Cittadina di ventimila abitanti circa, situata in Lorena, regione francese nel dipartimento di Meurthe-et-Modelle, a una trentina di chilometri dalla mondana Nancy ed ex ducato. E’ residenza, ad inizio Settecento, del terz’ultimo duca di Lorena, Leopoldo di Vaudémont a cui va riconosciuto il merito della realizzazione del castello.
Sotto la reggenza mecenate di Stanislao I Leszczyński, uomo dalla raffinata formazione letteraria, il castello viene soprannominato “Petit Versailles” grazie alla struttura dei suoi giardini. Stanislao è il sovrano polacco decaduto a cui è assegnato il territorio del ducato di Lorena dal 1736 al 1766.
A Lunéville, nasce, nel 1729, Francesco Stefano III, ovvero l’ultimo duca di Lorena, consorte di Maria Teresa d’Austria, madre di Maria Antonietta, regina di Francia. E sempre qui, oggi il castello offre la sua incantevole vista proprio nel centro di Lunéville.
Vi si giunge, infatti, abbastanza agevolmente seguendo le indicazioni stradali. In una strada lunga, non molto ampia dove, su un lato si affacciano botteghe, negozi e bar, appare, in tutta la sua imponenza, il castello sognato dal duca Leopoldo.

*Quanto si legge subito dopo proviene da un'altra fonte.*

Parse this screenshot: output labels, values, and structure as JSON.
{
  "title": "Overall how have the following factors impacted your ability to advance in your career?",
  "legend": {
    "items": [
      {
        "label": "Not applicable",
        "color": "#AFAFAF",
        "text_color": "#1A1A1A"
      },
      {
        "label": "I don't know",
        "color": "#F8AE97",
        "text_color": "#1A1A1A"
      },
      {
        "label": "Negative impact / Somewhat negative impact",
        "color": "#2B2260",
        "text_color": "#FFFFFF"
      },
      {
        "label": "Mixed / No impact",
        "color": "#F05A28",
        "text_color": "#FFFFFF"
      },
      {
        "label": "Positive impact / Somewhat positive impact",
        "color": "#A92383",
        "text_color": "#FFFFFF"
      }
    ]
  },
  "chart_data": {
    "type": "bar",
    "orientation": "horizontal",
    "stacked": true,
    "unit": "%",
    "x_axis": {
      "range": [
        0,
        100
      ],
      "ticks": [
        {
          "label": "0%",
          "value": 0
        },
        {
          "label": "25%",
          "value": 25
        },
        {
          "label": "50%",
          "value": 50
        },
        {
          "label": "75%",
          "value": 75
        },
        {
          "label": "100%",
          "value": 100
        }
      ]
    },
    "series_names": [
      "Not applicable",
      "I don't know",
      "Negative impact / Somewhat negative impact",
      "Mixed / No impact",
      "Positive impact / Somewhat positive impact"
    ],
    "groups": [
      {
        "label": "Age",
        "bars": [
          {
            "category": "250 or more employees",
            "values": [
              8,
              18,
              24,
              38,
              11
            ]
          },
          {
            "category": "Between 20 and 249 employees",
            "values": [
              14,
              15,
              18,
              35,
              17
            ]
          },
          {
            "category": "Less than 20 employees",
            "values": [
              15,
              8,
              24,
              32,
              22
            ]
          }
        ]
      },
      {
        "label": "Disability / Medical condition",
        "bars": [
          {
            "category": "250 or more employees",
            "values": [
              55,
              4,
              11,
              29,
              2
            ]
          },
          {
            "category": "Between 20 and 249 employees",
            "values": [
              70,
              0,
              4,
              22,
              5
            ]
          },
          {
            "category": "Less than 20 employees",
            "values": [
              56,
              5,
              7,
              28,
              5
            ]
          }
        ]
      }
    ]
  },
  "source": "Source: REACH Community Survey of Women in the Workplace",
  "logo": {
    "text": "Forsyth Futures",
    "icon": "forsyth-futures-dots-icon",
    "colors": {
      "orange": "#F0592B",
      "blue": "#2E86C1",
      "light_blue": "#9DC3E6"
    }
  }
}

Sebbene parzialmente in ristrutturazione, quindi gravato da lavori in corso che ne mutilano la suggestiva vista, il castello di Lunéville sembra abbracciare il visitatore all’ingresso, poiché le ali della struttura sono disposte ad u.
Dal centro del cortile si possono scorgere i giardini del Parc des Bosquets, creati tra il 1711 e il 1718, mentre le sale interne ospitano il museo delle ceramiche settecentesche della Manifattura Reale cittadina, fondata dal re Stanislao.
Il Parc des Bosquets, ha il suo fascino anche durante la fredda stagione invernale, quando le piante svestono i panni verdeggianti che le infittiscono e si lasciano ammirare nude d’ogni foglia e fiore.
I giardini sono piuttosto ampi, ordinati e disposti in maniera tale da avere, ovunque ci si addentri, sempre la vista del castello, osservatore silente, a portata d’occhio. La prospettiva, infatti, vuole da un lato la magnificenza del palazzo ducale e dall’altra la fontana che chiude i giardini delimitandone il confine.
La passeggiata nel Parc des Bosquets, mentre qualcuno pratica jogging facendo scricchiolare le scarpe da ginnastica sulle dorate foglie morte, è accompagnata dallo sguardo di alcune sculture che rappresentano personaggi della mitologia greca. Purtroppo, come il castello, anche tali opere avrebbero bisogno di un restyling a causa della muffa da cui sono rivestite.
Lunéville appare come una località tranquilla, lontana dalla confusione turistica e, quindi ancora più apprezzabile se si pensa all’opportunità di visitare la reggia, il centro della città con i suoi edifici tipici loreni e il bel teatro, in tutta calma con il solo rumore dei propri pensieri.